Numerosos Pueblos Indígenas, sus comunidades y sus territorios se ven afectados de manera desproporcionada por conflictos armados, procesos de militarización, actividades de los cárteles ilegales, guerras que se libran contra ellos, y disputas de soberanía territorial entre Estados. En muchos casos, la firme defensa de sus tierras, sus derechos y sus formas de vida los convierte en blanco de violencia, desplazamiento y persecución. Estas dinámicas se despliegan frecuentemente sin dar cabida a los Pueblos Indígenas en los marcos de políticas ni en las estrategias de consolidación de la paz, a pesar de su vasto conocimiento y experiencia en la resolución de conflictos. Su exclusión perpetúa ciclos de violencia y socava los esfuerzos orientados a una paz sostenible en todas las sociedades.
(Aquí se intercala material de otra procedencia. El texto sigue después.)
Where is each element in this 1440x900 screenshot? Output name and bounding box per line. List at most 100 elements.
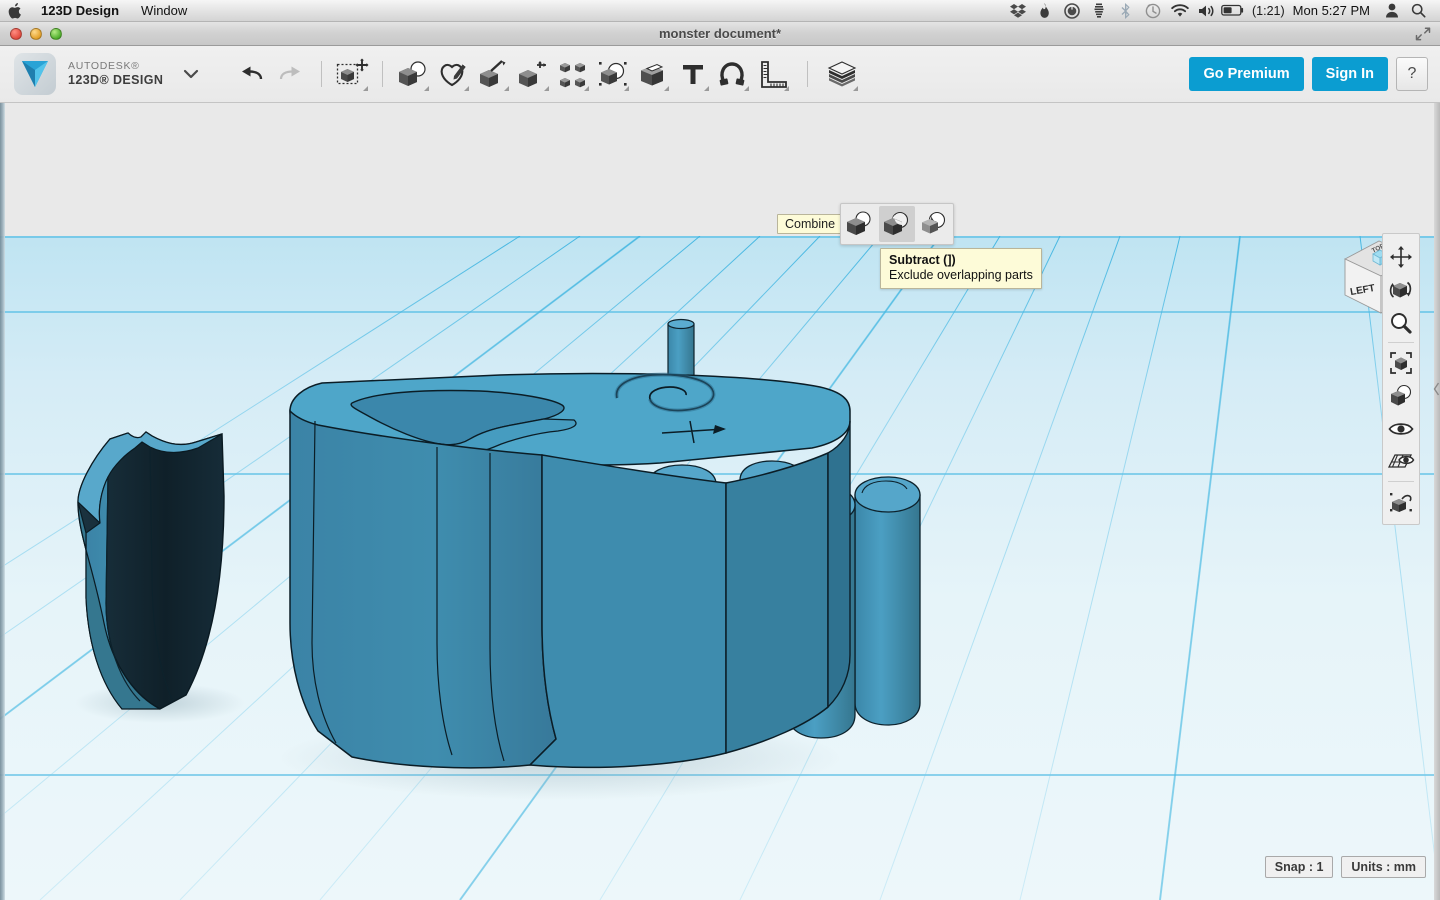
battery-icon[interactable] [1220,0,1246,22]
transform-button[interactable] [332,52,372,96]
wifi-icon[interactable] [1166,0,1193,22]
battery-health-icon[interactable] [1085,0,1112,22]
autodesk-123d-logo [14,53,56,95]
flyout-corner-indicator [544,86,549,91]
brand-company: AUTODESK® [68,60,163,72]
flyout-corner-indicator [424,86,429,91]
apple-menu[interactable] [0,3,30,19]
brand-product: 123D® DESIGN [68,73,163,88]
units-value[interactable]: Units : mm [1341,856,1426,878]
combine-solid-icon [638,60,668,88]
redo-button[interactable] [271,52,311,96]
grouping-button[interactable] [593,52,633,96]
battery-time-remaining: (1:21) [1246,4,1291,18]
3d-model-group[interactable] [0,103,1440,900]
search-icon[interactable] [1405,0,1432,22]
redo-arrow-icon [278,64,304,84]
snap-cube-icon [1388,490,1414,514]
flyout-corner-indicator [664,86,669,91]
status-bar: Snap : 1 Units : mm [1265,856,1426,878]
clock-dial-icon[interactable] [1058,0,1085,22]
text-button[interactable] [673,52,713,96]
flyout-corner-indicator [624,86,629,91]
brand-text: AUTODESK® 123D® DESIGN [68,60,163,87]
minimize-button[interactable] [30,28,42,40]
cylinder-4-body [855,495,920,725]
chevron-down-icon[interactable] [183,69,199,79]
menubar-clock[interactable]: Mon 5:27 PM [1291,3,1378,18]
nav-panel-collapse-handle[interactable] [1432,378,1440,400]
visibility-tool-button[interactable] [1385,412,1417,445]
grid-display-tool-button[interactable] [1385,445,1417,478]
snap-grid-tool-button[interactable] [1385,485,1417,518]
help-button[interactable]: ? [1396,57,1428,91]
material-button[interactable] [822,52,862,96]
zoom-button[interactable] [50,28,62,40]
snap-button[interactable] [713,52,753,96]
close-button[interactable] [10,28,22,40]
bluetooth-icon[interactable] [1112,0,1139,22]
fullscreen-icon[interactable] [1412,25,1434,43]
snap-value[interactable]: Snap : 1 [1265,856,1334,878]
3d-viewport[interactable]: Combine [0,103,1440,900]
flyout-corner-indicator [584,86,589,91]
nav-divider [1388,481,1414,482]
viewport-right-edge [1434,103,1440,900]
nav-divider [1388,342,1414,343]
user-icon[interactable] [1378,0,1405,22]
sketch-button[interactable] [433,52,473,96]
primitives-cube-icon [398,60,428,88]
flyout-corner-indicator [504,86,509,91]
menu-item-app-name[interactable]: 123D Design [30,0,130,21]
toolbar-icon-group [231,52,862,96]
time-machine-icon[interactable] [1139,0,1166,22]
pan-arrows-icon [1389,245,1413,269]
sketch-pencil-icon [438,60,468,88]
sign-in-button[interactable]: Sign In [1312,57,1388,91]
undo-arrow-icon [238,64,264,84]
zoom-tool-button[interactable] [1385,306,1417,339]
pan-tool-button[interactable] [1385,240,1417,273]
eye-icon [1388,420,1414,438]
shaded-view-tool-button[interactable] [1385,379,1417,412]
orbit-tool-button[interactable] [1385,273,1417,306]
measure-button[interactable] [753,52,793,96]
intersect-option-button[interactable] [917,206,952,242]
combine-cube-icon [598,60,628,88]
flyout-corner-indicator [363,86,368,91]
fit-tool-button[interactable] [1385,346,1417,379]
box-front-right-face [530,455,726,767]
primitives-button[interactable] [393,52,433,96]
window-controls [0,28,62,40]
orbit-cube-icon [1388,278,1414,302]
magnifier-icon [1390,312,1412,334]
volume-icon[interactable] [1193,0,1220,22]
menu-item-window[interactable]: Window [130,0,198,21]
modify-cube-icon [518,60,548,88]
undo-button[interactable] [231,52,271,96]
subtract-icon [883,211,911,237]
cylinder-4-top [855,477,920,512]
flyout-corner-indicator [744,86,749,91]
dropbox-icon[interactable] [1004,0,1031,22]
modify-button[interactable] [513,52,553,96]
toolbar-right-actions: Go Premium Sign In ? [1189,57,1440,91]
flyout-corner-indicator [784,86,789,91]
flame-icon[interactable] [1031,0,1058,22]
construct-button[interactable] [473,52,513,96]
ruler-icon [759,60,787,88]
combine-button[interactable] [633,52,673,96]
go-premium-button[interactable]: Go Premium [1189,57,1303,91]
left-fin-object[interactable] [78,432,224,709]
pin-top-cap [668,320,694,329]
combine-flyout-panel [840,203,954,245]
subtract-option-button[interactable] [879,206,914,242]
main-box-object[interactable] [290,374,850,768]
flyout-corner-indicator [853,86,858,91]
flyout-corner-indicator [704,86,709,91]
construct-cube-icon [478,60,508,88]
toolbar-separator [382,61,383,87]
brand-block[interactable]: AUTODESK® 123D® DESIGN [0,53,199,95]
pattern-button[interactable] [553,52,593,96]
merge-option-button[interactable] [842,206,877,242]
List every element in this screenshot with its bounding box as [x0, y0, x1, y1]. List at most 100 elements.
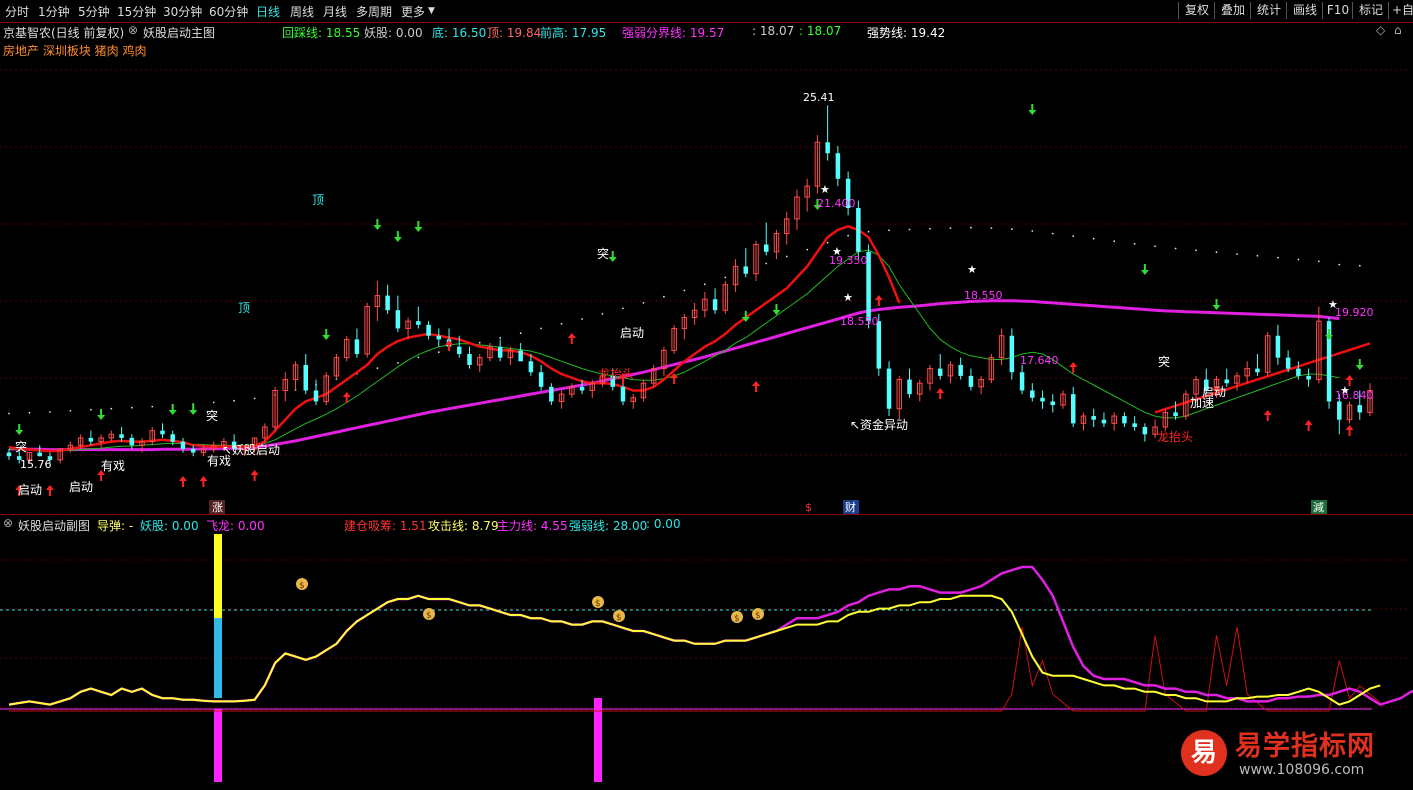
candle-body-down — [1019, 372, 1025, 391]
candle-body-down — [1326, 321, 1332, 402]
strength-dot — [110, 407, 113, 410]
star-marker-icon: ★ — [967, 263, 977, 276]
strength-dot — [151, 405, 154, 408]
strength-dot — [929, 227, 931, 230]
draw-line-button[interactable]: 画线 — [1286, 2, 1323, 19]
period-tab-30min[interactable]: 30分钟 — [163, 3, 202, 20]
candle-body-up — [487, 346, 493, 359]
candle-body-up — [661, 349, 667, 370]
concept-tags: 房地产 深圳板块 猪肉 鸡肉 — [3, 44, 147, 58]
strength-dot — [744, 269, 747, 272]
main-indicator-name[interactable]: 妖股启动主图 — [143, 24, 215, 41]
buy-arrow-icon — [178, 476, 187, 487]
period-tab-60min[interactable]: 60分钟 — [209, 3, 248, 20]
period-tab-intraday[interactable]: 分时 — [5, 3, 29, 20]
strength-dot — [1113, 240, 1116, 243]
annotation-top-2: 顶 — [238, 301, 250, 315]
add-watchlist-button[interactable]: +自选 — [1388, 2, 1413, 19]
candle-body-up — [405, 320, 411, 329]
strength-dot — [949, 227, 952, 230]
strength-dot — [601, 313, 604, 315]
more-dropdown-icon[interactable]: ▼ — [428, 6, 435, 16]
candle-body-down — [712, 299, 718, 311]
candle-body-up — [1367, 390, 1373, 413]
candle-body-down — [16, 456, 22, 460]
strength-dot — [1154, 245, 1156, 248]
main-panel-collapse-icon[interactable]: ⌂ — [1394, 23, 1402, 37]
candle-body-down — [436, 335, 442, 340]
candle-body-down — [528, 361, 534, 373]
candle-body-down — [395, 310, 401, 329]
candle-body-up — [98, 437, 104, 443]
candle-body-down — [866, 251, 871, 322]
overlay-button[interactable]: 叠加 — [1214, 2, 1251, 19]
stock-title: 京基智农(日线 前复权) — [3, 26, 125, 40]
strength-dot — [1358, 264, 1361, 267]
period-tab-monthly[interactable]: 月线 — [323, 3, 347, 20]
sub-indicator-toggle-icon[interactable]: ⊗ — [3, 516, 13, 530]
period-tab-15min[interactable]: 15分钟 — [117, 3, 156, 20]
period-tab-weekly[interactable]: 周线 — [290, 3, 314, 20]
star-marker-icon: ★ — [820, 183, 830, 196]
period-tab-1min[interactable]: 1分钟 — [38, 3, 70, 20]
candle-body-down — [1255, 368, 1260, 373]
strength-dot — [540, 327, 542, 330]
annotation-dragon-1: 龙抬头 — [598, 367, 634, 381]
candle-body-down — [180, 441, 186, 449]
candle-body-up — [1060, 393, 1066, 406]
annotation-break-2: 突 — [206, 408, 218, 423]
candle-body-up — [1234, 375, 1240, 384]
candle-body-down — [825, 142, 830, 154]
site-watermark: 易 易学指标网 www.108096.com — [1175, 718, 1413, 790]
candle-body-up — [988, 357, 995, 381]
period-tab-multi[interactable]: 多周期 — [356, 3, 392, 20]
candle-body-down — [129, 437, 135, 446]
sell-arrow-icon — [608, 251, 617, 262]
candle-body-down — [743, 266, 749, 274]
annotation-break-3: 突 — [597, 246, 609, 261]
annotation-accelerate: 加速 — [1190, 396, 1214, 410]
strength-dot — [28, 411, 31, 414]
strength-dot — [90, 408, 92, 411]
sub-item-6: 强弱线: 28.00 — [569, 519, 648, 533]
candle-body-up — [1111, 415, 1117, 424]
sub-indicator-name[interactable]: 妖股启动副图 — [18, 517, 90, 534]
sell-arrow-icon — [813, 199, 822, 210]
candle-body-down — [88, 437, 94, 442]
kline-chart[interactable]: 25.41 15.76 21.400 19.350 18.550 18.550 17.640… — [0, 0, 1413, 790]
candle-body-down — [37, 452, 42, 457]
statistics-button[interactable]: 统计 — [1250, 2, 1287, 19]
candle-body-up — [108, 433, 115, 439]
strength-dot — [1133, 242, 1136, 245]
candle-body-down — [538, 372, 544, 387]
period-tab-more[interactable]: 更多 — [401, 3, 425, 20]
mark-button[interactable]: 标记 — [1352, 2, 1389, 19]
strength-dot — [1317, 260, 1320, 263]
trend-line-a-shadow — [9, 226, 899, 451]
sell-arrow-icon — [741, 311, 750, 322]
money-bag-sign: $ — [755, 611, 761, 621]
candle-body-down — [354, 339, 360, 354]
candle-body-up — [916, 382, 923, 395]
strength-dot — [499, 337, 502, 339]
money-bag-icon — [752, 608, 764, 620]
strength-dot — [274, 394, 276, 396]
annotation-start-4: 启动 — [1202, 385, 1226, 399]
strength-dot — [990, 227, 993, 230]
candle-body-up — [282, 379, 289, 391]
period-tab-5min[interactable]: 5分钟 — [78, 3, 110, 20]
main-indicator-toggle-icon[interactable]: ⊗ — [128, 23, 138, 37]
candle-body-up — [26, 452, 33, 461]
sell-arrow-icon — [1355, 359, 1364, 370]
restore-right-button[interactable]: 复权 — [1178, 2, 1215, 19]
candle-body-up — [1152, 426, 1158, 435]
main-item-2: 底: 16.50 — [432, 26, 487, 40]
period-tab-daily[interactable]: 日线 — [256, 3, 280, 20]
price-label-5: 18.550 — [964, 289, 1003, 302]
trend-line-a — [8, 224, 901, 453]
money-bag-icon — [613, 610, 625, 622]
main-panel-diamond-icon[interactable]: ◇ — [1376, 23, 1385, 37]
dollar-marker: $ — [805, 501, 812, 514]
strength-dot — [1215, 251, 1218, 254]
f10-button[interactable]: F10 — [1322, 2, 1353, 19]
En una declaración ante el Foro Permanente de las Naciones Unidas sobre Cuestiones Indígenas (UNPFII) en abril de 2025, el Relator Especial de la ONU sobre los derechos de los Pueblos Indígenas, el Dr. Albert Barume, “llamó la atención sobre casos en los que los Estados han ‘tomado atajos’ al calificar a los Pueblos Indígenas de ‘terroristas’, ‘extremistas’ o ‘comunidades radicalizadas’, lo que representa una oportunidad perdida, tanto para la comunidad internacional que trabaja por la paz, como para los Estados en cuyas tierras se producen estos hechos de manera recurrente”.1

El Relator Especial señaló, asimismo, en su informe provisional sobre “Identificación, demarcación, registro y titulación de las tierras de los Pueblos Indígenas: prácticas y lecciones”, que presentó ante la Tercera Comisión de la Asamblea General de la ONU el 13 de octubre de 2025, que existe una “necesidad urgente de un reconocimiento y una protección más sólidos de los derechos de los Pueblos Indígenas, especialmente en lo que respecta a la demarcación de tierras, el reconocimiento jurídico y la protección frente a la criminalización y la violencia”.2 Estos derechos no son únicamente obligaciones jurídicas, sino que contribuyen también decisivamente a la paz y la seguridad de los Pueblos Indígenas y del conjunto de la humanidad, y a una relación más sostenible con la naturaleza. Son, además, garantía de la supervivencia de las culturas, lenguas y conocimientos indígenas.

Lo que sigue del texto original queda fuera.